Wajar bila peran sebagai orang tua dikatakan sebagai masa belajar seumur hidup. Karena memang diperlukan kemauan untuk belajar agar pengasuhan yang diterapkan ada dasar ilmunya. Terlalu rugi bila menyia-nyiakan sumber belajar berlimpah yang bisa dinikmati di era digital ini.
Ketidaktahuan dan belum terbukanya akses pada sumber informasi mengenai kekerasan pada anak, menjadi awal dari banyaknya kasus kekerasan. Intinya, harus tahu dulu untuk bisa sadar dan peduli.
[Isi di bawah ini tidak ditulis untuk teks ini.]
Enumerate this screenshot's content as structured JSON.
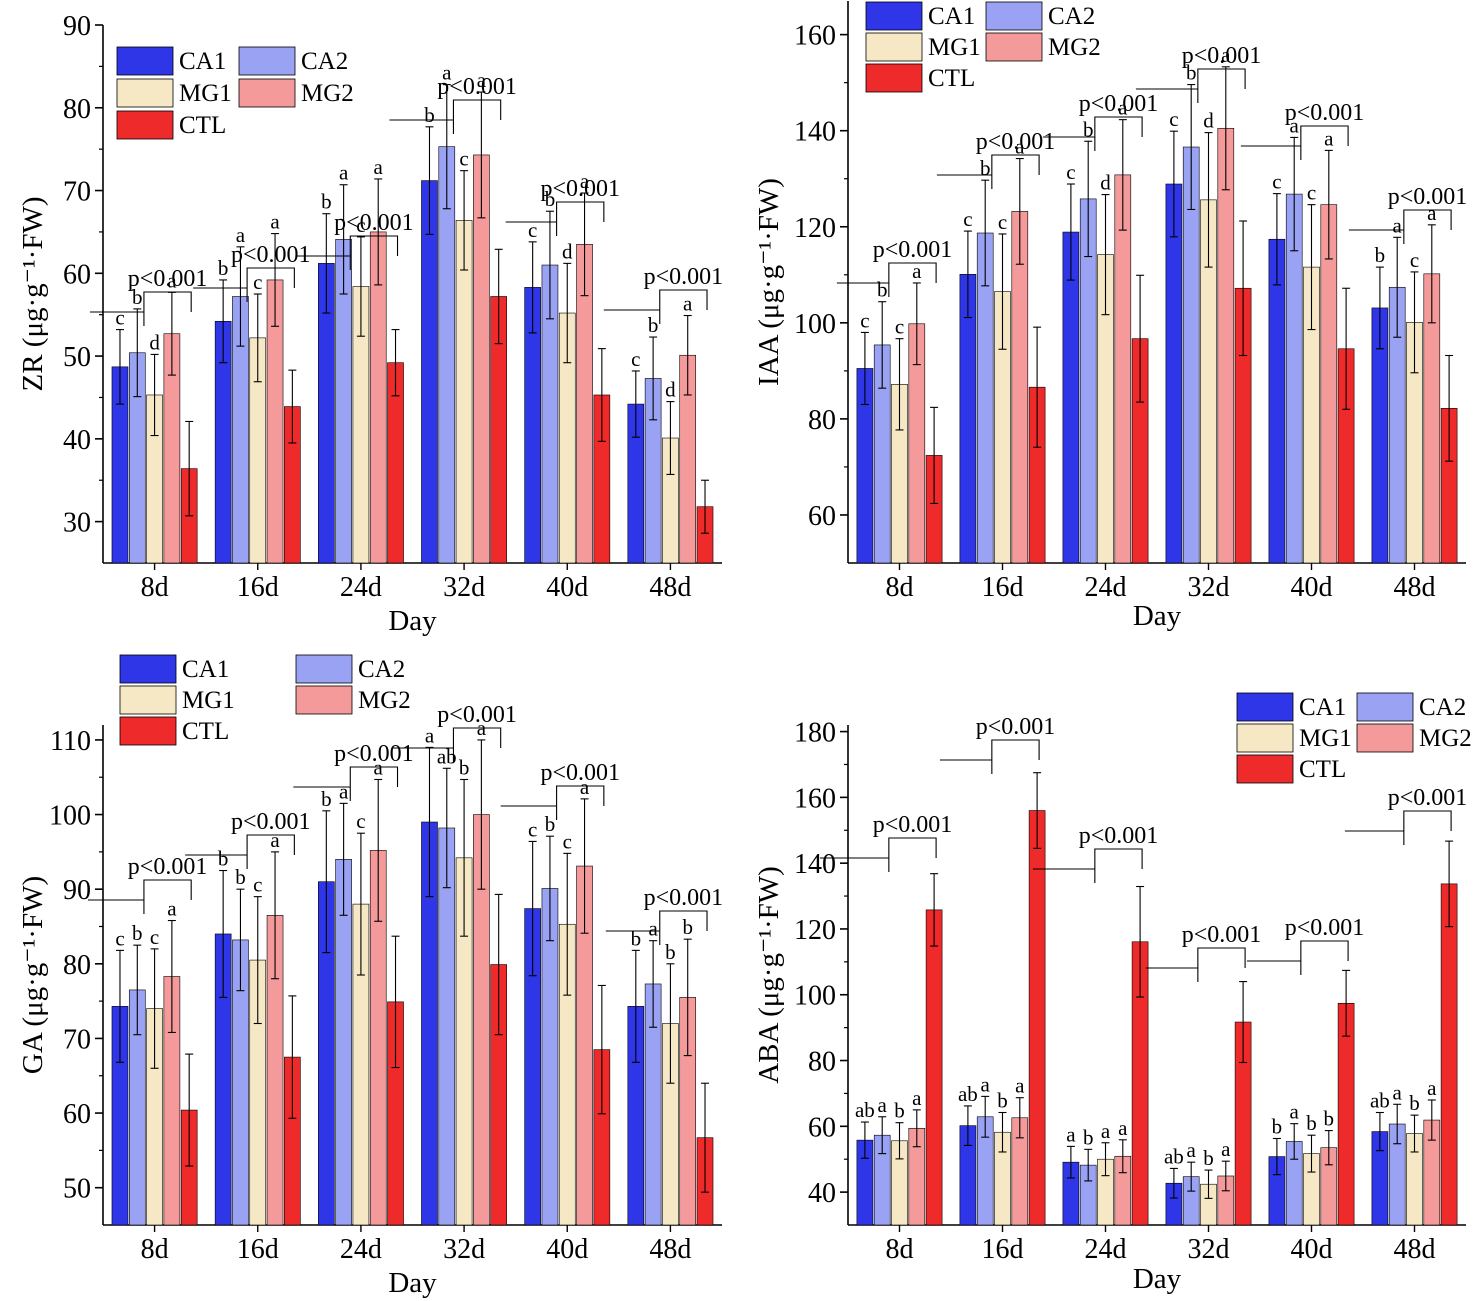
{
  "colors": {
    "CA1": "#2e36e8",
    "CA2": "#9aa2f4",
    "MG1": "#f6e8c4",
    "MG2": "#f49a9a",
    "CTL": "#ee2a2a"
  },
  "chart_data": [
    {
      "type": "bar",
      "ylabel": "ZR (μg·g⁻¹·FW)",
      "xlabel": "Day",
      "categories": [
        "8d",
        "16d",
        "24d",
        "32d",
        "40d",
        "48d"
      ],
      "ylim": [
        25,
        90
      ],
      "yticks": [
        30,
        40,
        50,
        60,
        70,
        80,
        90
      ],
      "legend": [
        "CA1",
        "CA2",
        "MG1",
        "MG2",
        "CTL"
      ],
      "series": [
        {
          "name": "CA1",
          "values": [
            48.7,
            54.2,
            61.2,
            71.2,
            58.3,
            44.2
          ],
          "errors": [
            4.5,
            5.0,
            6.0,
            6.5,
            5.5,
            4.0
          ],
          "labels": [
            "c",
            "b",
            "b",
            "b",
            "c",
            "c"
          ]
        },
        {
          "name": "CA2",
          "values": [
            50.4,
            57.2,
            64.1,
            75.3,
            61.0,
            47.3
          ],
          "errors": [
            5.3,
            6.0,
            6.6,
            7.5,
            6.5,
            5.0
          ],
          "labels": [
            "b",
            "a",
            "a",
            "a",
            "b",
            "b"
          ]
        },
        {
          "name": "MG1",
          "values": [
            45.3,
            52.2,
            58.4,
            66.4,
            55.2,
            40.1
          ],
          "errors": [
            4.9,
            5.3,
            6.0,
            6.0,
            6.0,
            4.4
          ],
          "labels": [
            "d",
            "c",
            "c",
            "c",
            "d",
            "d"
          ]
        },
        {
          "name": "MG2",
          "values": [
            52.7,
            59.2,
            65.0,
            74.3,
            63.5,
            50.1
          ],
          "errors": [
            5.0,
            5.6,
            6.4,
            7.6,
            6.2,
            4.8
          ],
          "labels": [
            "a",
            "a",
            "a",
            "a",
            "a",
            "a"
          ]
        },
        {
          "name": "CTL",
          "values": [
            36.4,
            43.9,
            49.2,
            57.2,
            45.3,
            31.8
          ],
          "errors": [
            5.7,
            4.4,
            4.0,
            5.7,
            5.6,
            3.2
          ],
          "labels": [
            "",
            "",
            "",
            "",
            "",
            ""
          ]
        }
      ],
      "pvalue": "p<0.001"
    },
    {
      "type": "bar",
      "ylabel": "IAA (μg·g⁻¹·FW)",
      "xlabel": "Day",
      "categories": [
        "8d",
        "16d",
        "24d",
        "32d",
        "40d",
        "48d"
      ],
      "ylim": [
        50,
        167
      ],
      "yticks": [
        60,
        80,
        100,
        120,
        140,
        160
      ],
      "legend": [
        "CA1",
        "CA2",
        "MG1",
        "MG2",
        "CTL"
      ],
      "series": [
        {
          "name": "CA1",
          "values": [
            90.5,
            110.1,
            118.9,
            128.9,
            117.4,
            103.1
          ],
          "errors": [
            7.5,
            9.0,
            10.0,
            11.0,
            9.5,
            8.5
          ],
          "labels": [
            "c",
            "c",
            "c",
            "c",
            "c",
            "b"
          ]
        },
        {
          "name": "CA2",
          "values": [
            95.4,
            118.7,
            125.8,
            136.6,
            126.8,
            107.4
          ],
          "errors": [
            9.0,
            11.0,
            12.0,
            13.0,
            11.8,
            10.4
          ],
          "labels": [
            "b",
            "b",
            "b",
            "b",
            "a",
            "a"
          ]
        },
        {
          "name": "MG1",
          "values": [
            87.2,
            106.5,
            114.2,
            125.6,
            111.6,
            100.1
          ],
          "errors": [
            9.5,
            12.0,
            12.5,
            14.0,
            13.0,
            10.5
          ],
          "labels": [
            "c",
            "c",
            "d",
            "d",
            "c",
            "c"
          ]
        },
        {
          "name": "MG2",
          "values": [
            99.8,
            123.2,
            130.8,
            140.5,
            124.6,
            110.2
          ],
          "errors": [
            8.5,
            11.0,
            11.5,
            12.8,
            11.3,
            10.2
          ],
          "labels": [
            "a",
            "a",
            "a",
            "a",
            "a",
            "a"
          ]
        },
        {
          "name": "CTL",
          "values": [
            72.4,
            86.6,
            96.7,
            107.2,
            94.6,
            82.2
          ],
          "errors": [
            10.0,
            12.5,
            13.2,
            14.0,
            12.6,
            11.0
          ],
          "labels": [
            "",
            "",
            "",
            "",
            "",
            ""
          ]
        }
      ],
      "pvalue": "p<0.001"
    },
    {
      "type": "bar",
      "ylabel": "GA (μg·g⁻¹·FW)",
      "xlabel": "Day",
      "categories": [
        "8d",
        "16d",
        "24d",
        "32d",
        "40d",
        "48d"
      ],
      "ylim": [
        45,
        112
      ],
      "yticks": [
        50,
        60,
        70,
        80,
        90,
        100,
        110
      ],
      "legend": [
        "CA1",
        "CA2",
        "MG1",
        "MG2",
        "CTL"
      ],
      "series": [
        {
          "name": "CA1",
          "values": [
            74.3,
            84.0,
            91.0,
            99.0,
            87.4,
            74.3
          ],
          "errors": [
            7.5,
            8.5,
            9.5,
            10.0,
            9.0,
            7.5
          ],
          "labels": [
            "c",
            "b",
            "b",
            "a",
            "c",
            "b"
          ]
        },
        {
          "name": "CA2",
          "values": [
            76.5,
            83.2,
            94.0,
            98.2,
            90.1,
            77.3
          ],
          "errors": [
            6.0,
            6.8,
            7.5,
            8.0,
            7.0,
            5.8
          ],
          "labels": [
            "b",
            "b",
            "a",
            "ab",
            "b",
            "a"
          ]
        },
        {
          "name": "MG1",
          "values": [
            74.0,
            80.5,
            88.0,
            94.2,
            85.3,
            72.0
          ],
          "errors": [
            8.0,
            8.5,
            9.5,
            10.5,
            9.5,
            8.0
          ],
          "labels": [
            "c",
            "c",
            "c",
            "b",
            "c",
            "b"
          ]
        },
        {
          "name": "MG2",
          "values": [
            78.3,
            86.5,
            95.2,
            100.0,
            93.1,
            75.5
          ],
          "errors": [
            7.5,
            8.5,
            9.5,
            10.0,
            9.0,
            7.8
          ],
          "labels": [
            "a",
            "a",
            "a",
            "a",
            "a",
            "b"
          ]
        },
        {
          "name": "CTL",
          "values": [
            60.4,
            67.5,
            74.9,
            79.9,
            68.5,
            56.7
          ],
          "errors": [
            7.5,
            8.2,
            8.8,
            9.4,
            8.6,
            7.3
          ],
          "labels": [
            "",
            "",
            "",
            "",
            "",
            ""
          ]
        }
      ],
      "pvalue": "p<0.001"
    },
    {
      "type": "bar",
      "ylabel": "ABA (μg·g⁻¹·FW)",
      "xlabel": "Day",
      "categories": [
        "8d",
        "16d",
        "24d",
        "32d",
        "40d",
        "48d"
      ],
      "ylim": [
        30,
        182
      ],
      "yticks": [
        40,
        60,
        80,
        100,
        120,
        140,
        160,
        180
      ],
      "legend": [
        "CA1",
        "CA2",
        "MG1",
        "MG2",
        "CTL"
      ],
      "series": [
        {
          "name": "CA1",
          "values": [
            55.8,
            60.2,
            49.1,
            42.7,
            50.8,
            58.4
          ],
          "errors": [
            5.5,
            6.0,
            4.8,
            4.5,
            5.5,
            5.8
          ],
          "labels": [
            "ab",
            "ab",
            "a",
            "ab",
            "b",
            "ab"
          ]
        },
        {
          "name": "CA2",
          "values": [
            57.3,
            62.9,
            48.2,
            44.7,
            55.4,
            60.7
          ],
          "errors": [
            5.6,
            6.2,
            4.8,
            4.4,
            5.4,
            6.0
          ],
          "labels": [
            "a",
            "a",
            "b",
            "a",
            "a",
            "a"
          ]
        },
        {
          "name": "MG1",
          "values": [
            55.6,
            58.2,
            50.0,
            42.4,
            51.7,
            57.8
          ],
          "errors": [
            5.5,
            6.0,
            5.0,
            4.3,
            5.6,
            5.6
          ],
          "labels": [
            "b",
            "b",
            "a",
            "b",
            "b",
            "b"
          ]
        },
        {
          "name": "MG2",
          "values": [
            59.4,
            62.6,
            50.9,
            44.9,
            53.5,
            61.9
          ],
          "errors": [
            5.6,
            6.1,
            5.0,
            4.5,
            5.2,
            6.1
          ],
          "labels": [
            "a",
            "a",
            "a",
            "a",
            "b",
            "a"
          ]
        },
        {
          "name": "CTL",
          "values": [
            125.8,
            156.0,
            116.1,
            91.7,
            97.4,
            133.7
          ],
          "errors": [
            11.0,
            11.5,
            16.8,
            12.3,
            10.0,
            13.0
          ],
          "labels": [
            "",
            "",
            "",
            "",
            "",
            ""
          ]
        }
      ],
      "pvalue": "p<0.001"
    }
  ]
}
Dari sedikit cerita yang saya tuliskan ini, jelas yang paling dibutuhkan adalah bekal edukasi yang harus dimiliki orang tua. Jadi ketika ada masalah seperti ekonomi, pekerjaan, hubungan dengan pasangan atau apa pun yang tidak ada keterkaitannya dengan anak, tidak semudah itu mengorbankan, mengabaikan atau melampiaskan amarah pada manusia mungil yang tidak sepantasnya menerima.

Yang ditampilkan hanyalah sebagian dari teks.